As time passed since the win, Volkanovski remained in a similar mood, delighted with his performance but worried for his opponent and the decision to carry on.
"I was obviously happy with the finish," the Australian told Ariel Helwani on The MMA Hour podcast.
"I wanted it a little bit earlier, but we ended up getting it. He was tough, man. He ate some shots, he really did. Obviously he lived up to that Zombie name. My hands were hurting. I remember landing jabs and punches and my hands were hurting, that's how clean they were hitting. They were hitting flush, and he would be wobbled and rocked and just come straight back to it, and I'd just do it again.
"I probably rocked him like five, six times in there, maybe more. By the end of it, I'm glad Herb stopped it, because I felt like he definitely had enough. I think he was ready. He sort of knew it was over. He was defeated already, let's get him back home to the family healthy.
"In the third round, I wanted to get that finish. I was very close, maybe a couple seconds - he did well, he's tough, where I was just about to get the finish and he rolled a little bit more and then just held out for when that buzzer went. But seeing him in the corner, he was sitting on the ground, he was done. Like I said, he was defeated. Even when he got up and was playing with his eye and was even wobbling to the center, I was [wondering] whether it's legit, which means it's over anyway, or was it a sign to the ref and the commission like, 'I'm done.' Was that him asking for [the fight to be stopped]. That's sort of what I felt, so I just said to him, 'Mate, are you sure you want to keep doing this?' I don't know if he understood me, but he's like, 'Yeah, yeah, yeah,' and I'm like, 'Are you sure? Alright.'
'Just stop it'"I think Herb knew where it was at, because I was like, come on, just stop it. I even said it a few times. So he was just like I'll give him one last little chance but as soon as he eats a couple, he was gonna call it. So a lot of people knew it was done. Sometimes people being so tough, it's worse for their own good. You don't want to see them taking damage, especially where you could see he wasn't really landing flush. Every time he did land, I saw them coming. I saw pretty much everything coming. Everyone knew it was pretty much over so I'm glad he stopped it."

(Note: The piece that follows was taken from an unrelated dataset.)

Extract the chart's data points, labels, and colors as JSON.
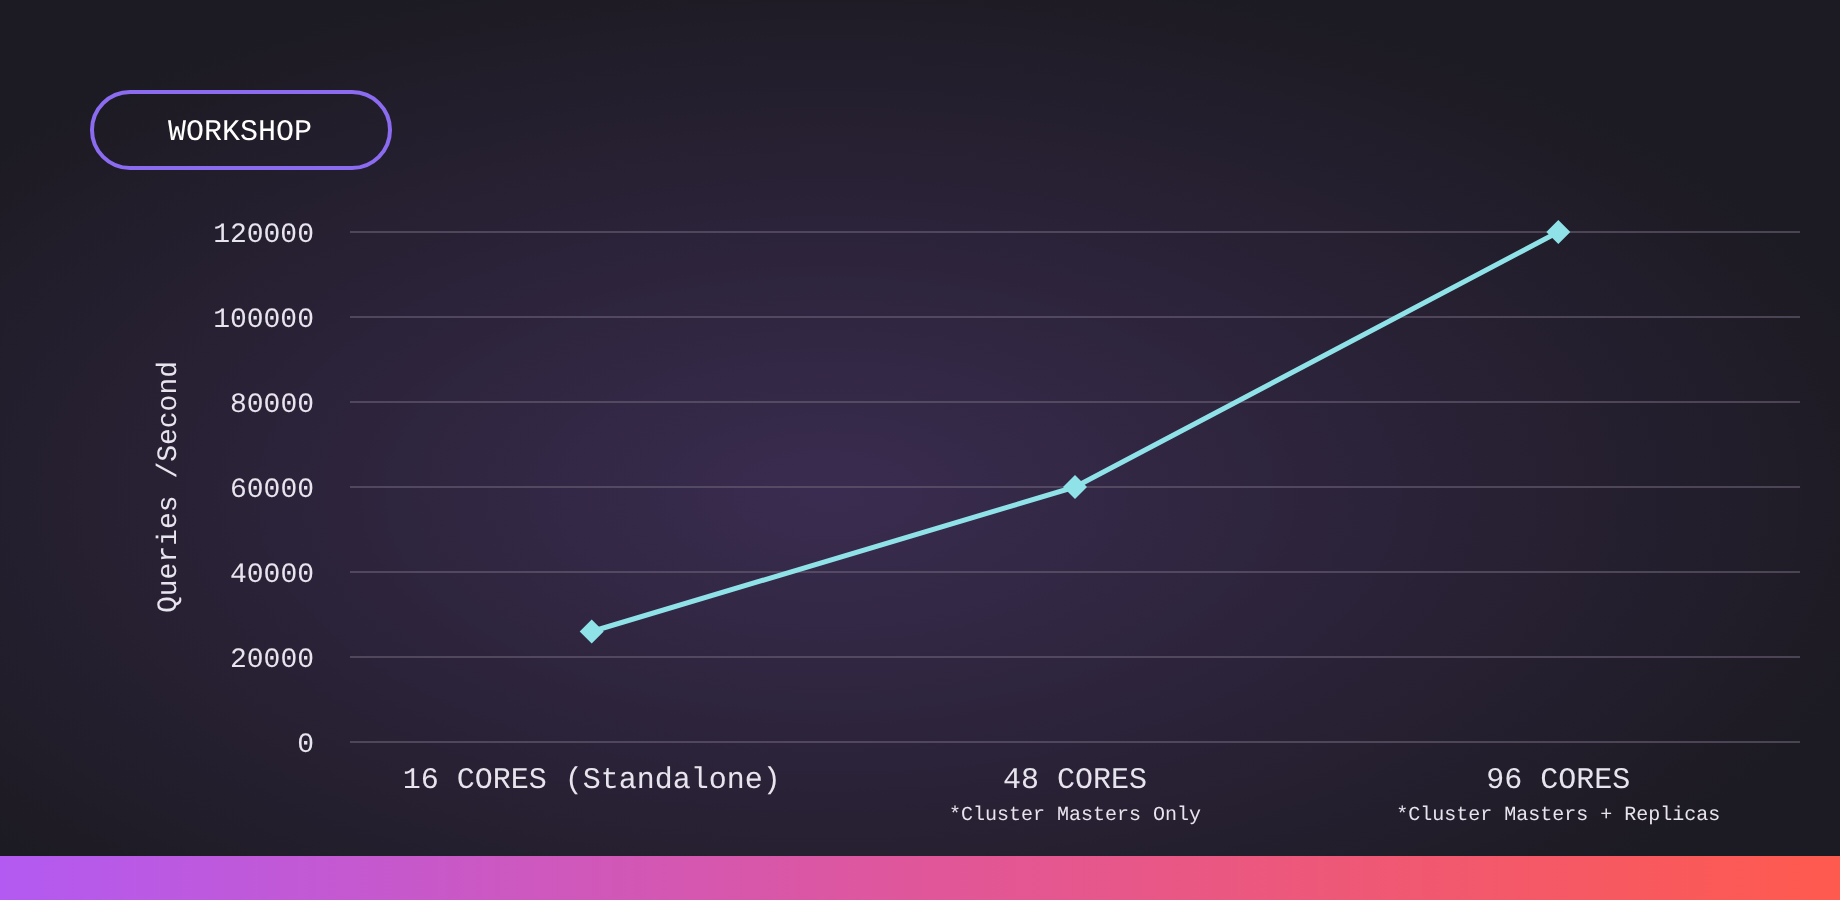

"It's tough. You've got to remember what the MMA fighters are like as well," Volkanovski added. "You take an opportunity away from them and they all feel like it's quitting, you quitting for them. I think that's what they worry about. Maybe they worry, 'I think my student is gonna be more angry with me if I stop it than they would by me taking care of them,' which they shouldn't care, but at the same time they're weighing their options. They're like, 'He's gonna be very unhappy, why'd you do it, why didn't you let me go out on my shield?' That type of stuff. I think it's that ego and that type of mentality a lot of mixed martial artists have. But again, it shouldn't really matter. You should just look after your [fighter]. But in the heat of the moment, he was still in it. It wasn't like he was literally out of it, but he was definitely defeated. But it wasn't long before the ref stopped it, so it was alright."
It was alright, but more so for Volkanovski who has to decide what come next.
"We want to move up," he said of plans to step up a weight. "I plan on taking out this division for a long time. It needs to sort itself out, but there's no point fighting another guy for the sake of it," he said.
He means business too, starting with a title fight with lightweight champ Charles Oliveira - and a chance to join another five-man shortlist of UFC history makers, the double-weight champions.
"I want to go straight to the title. If it's not straight away if I get a No.1 contender or the Max Holloway Trilogy and I wipe another guy off, you can't deny me my double chance status," he said. "They've done it for a lot less, it's definitely deserving."